Paul Goble
Staunton, October 10 – Two-thirds of the soldiers who died from chemical weapons during World War I were Russian, and consequently, the Bolshevik regime, which arose in the wake of that conflict, believed that maintaining and developing stockpiles as well as providing training to defend against their use by others were key tasks, Pavel Luzin says.
“The Bolsheviks believed,” the Russian analyst says, “that previous problems were due to the shortage of chemical weapons and insufficient training of the relevant military units. The manufacturing infrastructure that was created also played an important role in the accumulation of the world’s largest stockpile of these weapons” (ridl.io/ru/rossija-i-himija-kratkaja-istorija/).
He continues: “World War II proved the uselessness of chemical weapons, and the advent of a nuclear bomb should have encouraged the abandonment of these weapons altogether.
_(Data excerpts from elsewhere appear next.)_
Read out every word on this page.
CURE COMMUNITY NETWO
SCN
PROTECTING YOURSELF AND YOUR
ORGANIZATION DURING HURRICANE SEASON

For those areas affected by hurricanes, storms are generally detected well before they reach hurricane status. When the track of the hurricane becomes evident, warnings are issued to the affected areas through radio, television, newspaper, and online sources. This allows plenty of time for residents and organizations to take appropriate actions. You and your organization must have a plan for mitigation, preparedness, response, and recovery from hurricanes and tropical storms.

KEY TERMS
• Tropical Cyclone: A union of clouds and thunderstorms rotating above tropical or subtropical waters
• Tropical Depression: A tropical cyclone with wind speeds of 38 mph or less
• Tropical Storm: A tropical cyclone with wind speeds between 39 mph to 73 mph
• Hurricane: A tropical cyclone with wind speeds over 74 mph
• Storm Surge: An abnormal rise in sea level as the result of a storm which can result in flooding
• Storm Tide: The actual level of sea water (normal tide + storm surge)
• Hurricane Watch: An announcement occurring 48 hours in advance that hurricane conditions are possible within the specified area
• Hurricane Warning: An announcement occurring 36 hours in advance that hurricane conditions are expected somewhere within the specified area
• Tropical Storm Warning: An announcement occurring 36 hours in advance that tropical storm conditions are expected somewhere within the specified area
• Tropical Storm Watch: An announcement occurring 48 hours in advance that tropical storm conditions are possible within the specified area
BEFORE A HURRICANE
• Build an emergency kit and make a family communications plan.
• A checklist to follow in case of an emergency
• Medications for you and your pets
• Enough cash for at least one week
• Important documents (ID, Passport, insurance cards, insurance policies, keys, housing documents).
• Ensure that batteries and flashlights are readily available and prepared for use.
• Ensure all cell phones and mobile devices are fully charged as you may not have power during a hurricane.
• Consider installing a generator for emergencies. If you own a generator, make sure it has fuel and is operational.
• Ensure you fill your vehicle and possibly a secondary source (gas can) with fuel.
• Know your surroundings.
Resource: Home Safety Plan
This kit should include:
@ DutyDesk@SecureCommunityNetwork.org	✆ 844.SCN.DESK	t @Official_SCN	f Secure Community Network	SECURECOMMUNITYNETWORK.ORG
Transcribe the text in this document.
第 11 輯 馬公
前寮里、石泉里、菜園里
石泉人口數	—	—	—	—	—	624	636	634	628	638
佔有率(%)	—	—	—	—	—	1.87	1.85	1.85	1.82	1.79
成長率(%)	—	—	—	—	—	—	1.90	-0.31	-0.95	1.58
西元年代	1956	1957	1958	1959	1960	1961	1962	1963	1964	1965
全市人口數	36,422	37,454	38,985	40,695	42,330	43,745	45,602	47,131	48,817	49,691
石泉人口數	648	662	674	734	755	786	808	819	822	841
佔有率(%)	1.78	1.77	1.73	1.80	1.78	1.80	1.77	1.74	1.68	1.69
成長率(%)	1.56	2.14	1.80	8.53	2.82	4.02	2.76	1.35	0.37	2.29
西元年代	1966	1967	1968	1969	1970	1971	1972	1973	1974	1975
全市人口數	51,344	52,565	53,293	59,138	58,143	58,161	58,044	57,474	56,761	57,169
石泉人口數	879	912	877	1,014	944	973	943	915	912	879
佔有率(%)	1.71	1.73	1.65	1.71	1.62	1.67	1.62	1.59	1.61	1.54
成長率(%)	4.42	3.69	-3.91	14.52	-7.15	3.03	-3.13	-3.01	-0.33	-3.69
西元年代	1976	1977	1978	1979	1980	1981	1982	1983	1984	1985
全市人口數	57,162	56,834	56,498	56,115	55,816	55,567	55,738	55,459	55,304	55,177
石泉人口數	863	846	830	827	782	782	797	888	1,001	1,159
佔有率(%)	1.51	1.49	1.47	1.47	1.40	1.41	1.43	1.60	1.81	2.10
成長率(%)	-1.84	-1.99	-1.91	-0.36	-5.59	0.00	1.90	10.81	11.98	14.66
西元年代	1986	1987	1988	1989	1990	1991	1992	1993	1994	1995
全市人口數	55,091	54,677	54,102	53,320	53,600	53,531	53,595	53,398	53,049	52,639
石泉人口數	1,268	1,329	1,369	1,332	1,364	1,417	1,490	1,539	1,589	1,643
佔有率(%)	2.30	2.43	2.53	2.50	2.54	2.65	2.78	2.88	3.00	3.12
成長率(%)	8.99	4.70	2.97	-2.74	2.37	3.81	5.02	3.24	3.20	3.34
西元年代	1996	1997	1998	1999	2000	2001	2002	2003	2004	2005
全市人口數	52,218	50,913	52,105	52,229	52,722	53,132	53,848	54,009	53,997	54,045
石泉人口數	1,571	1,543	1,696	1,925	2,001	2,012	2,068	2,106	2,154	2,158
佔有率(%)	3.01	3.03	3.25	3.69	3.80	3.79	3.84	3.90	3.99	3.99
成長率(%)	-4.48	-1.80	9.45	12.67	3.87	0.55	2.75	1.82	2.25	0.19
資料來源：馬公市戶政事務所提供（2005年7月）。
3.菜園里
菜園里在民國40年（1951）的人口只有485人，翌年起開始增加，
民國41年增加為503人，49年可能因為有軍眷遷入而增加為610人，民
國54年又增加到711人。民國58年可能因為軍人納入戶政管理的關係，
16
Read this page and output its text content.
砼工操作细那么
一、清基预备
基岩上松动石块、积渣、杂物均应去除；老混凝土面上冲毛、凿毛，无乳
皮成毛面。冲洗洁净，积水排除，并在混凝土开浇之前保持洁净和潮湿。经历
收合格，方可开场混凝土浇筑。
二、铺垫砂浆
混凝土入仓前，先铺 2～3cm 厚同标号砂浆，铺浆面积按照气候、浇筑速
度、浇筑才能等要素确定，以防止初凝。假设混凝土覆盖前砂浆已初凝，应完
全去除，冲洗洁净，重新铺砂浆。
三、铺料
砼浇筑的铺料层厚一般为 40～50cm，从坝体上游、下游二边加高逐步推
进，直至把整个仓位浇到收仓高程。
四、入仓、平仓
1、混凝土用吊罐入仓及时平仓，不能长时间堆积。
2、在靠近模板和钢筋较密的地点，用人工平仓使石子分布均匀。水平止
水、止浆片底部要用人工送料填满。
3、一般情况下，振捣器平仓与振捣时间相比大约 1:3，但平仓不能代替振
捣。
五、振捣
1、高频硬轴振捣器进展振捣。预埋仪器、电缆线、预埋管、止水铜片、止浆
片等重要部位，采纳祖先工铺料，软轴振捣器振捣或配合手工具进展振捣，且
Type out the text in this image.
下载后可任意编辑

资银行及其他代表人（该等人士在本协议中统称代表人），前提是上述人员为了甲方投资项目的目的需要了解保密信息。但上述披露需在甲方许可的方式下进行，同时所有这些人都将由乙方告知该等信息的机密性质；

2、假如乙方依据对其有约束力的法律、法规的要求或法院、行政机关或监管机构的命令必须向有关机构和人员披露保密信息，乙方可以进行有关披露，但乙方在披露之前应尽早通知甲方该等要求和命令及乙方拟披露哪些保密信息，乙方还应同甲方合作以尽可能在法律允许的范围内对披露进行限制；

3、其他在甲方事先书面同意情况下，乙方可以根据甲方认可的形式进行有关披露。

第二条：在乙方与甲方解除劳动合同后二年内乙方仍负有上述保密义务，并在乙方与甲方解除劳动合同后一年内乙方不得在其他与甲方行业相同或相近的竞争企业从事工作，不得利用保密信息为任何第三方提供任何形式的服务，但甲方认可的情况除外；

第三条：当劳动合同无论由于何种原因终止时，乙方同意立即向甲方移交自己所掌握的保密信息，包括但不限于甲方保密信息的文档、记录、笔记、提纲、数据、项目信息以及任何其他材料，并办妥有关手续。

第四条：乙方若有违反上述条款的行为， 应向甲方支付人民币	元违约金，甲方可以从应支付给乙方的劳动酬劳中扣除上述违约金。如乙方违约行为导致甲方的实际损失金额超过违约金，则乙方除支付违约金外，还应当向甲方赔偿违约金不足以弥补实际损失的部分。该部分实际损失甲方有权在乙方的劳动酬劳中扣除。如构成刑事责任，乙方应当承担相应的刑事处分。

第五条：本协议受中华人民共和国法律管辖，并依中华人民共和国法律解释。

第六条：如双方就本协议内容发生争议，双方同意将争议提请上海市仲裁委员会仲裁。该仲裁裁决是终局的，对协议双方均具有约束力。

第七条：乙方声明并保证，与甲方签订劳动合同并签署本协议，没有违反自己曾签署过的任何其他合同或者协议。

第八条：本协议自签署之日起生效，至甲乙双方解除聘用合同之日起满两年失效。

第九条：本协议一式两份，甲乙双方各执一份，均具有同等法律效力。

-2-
But just the opposite happened: in the case of the USSR, chemical weapons compensated for the lag in production of nuclear weapons in the first post-war decades.”
In the 1990s, the West helped post-Soviet Russia to destroy its stockpiles; but with the deteriorating relationship between Moscow and the Western powers, the Kremlin has adopted “a cynical approach,” viewing them as something any ruler having them entitled to use them to advance his interests and as a means to intimidate more than destroy his enemies.
What this means, Luzin argues is that “Moscow no longer considers the destruction of Russian chemical weapons or the ban on the use of such weapons by anyone in the world as a value in itself, but only as an argument in the context of hostile or friendly relations with the United States and the current interests of the Russian leadership.”
Today, he says, Moscow “simply does not view the existence of a small laboratory” capable of manufacturing such poisons as a weapons of mass destruction facility and is willing to use its products itself or support those like Syria’s dictator who use them against their own populations.
But what is most important to understand is that the current Russian government like its Soviet predecessors does not view chemical weapons as an effective tool in military conflict. Instead, it sees them as something it and others can use to intimidate its and their opponents given the horror most people around the world feel about these poisons.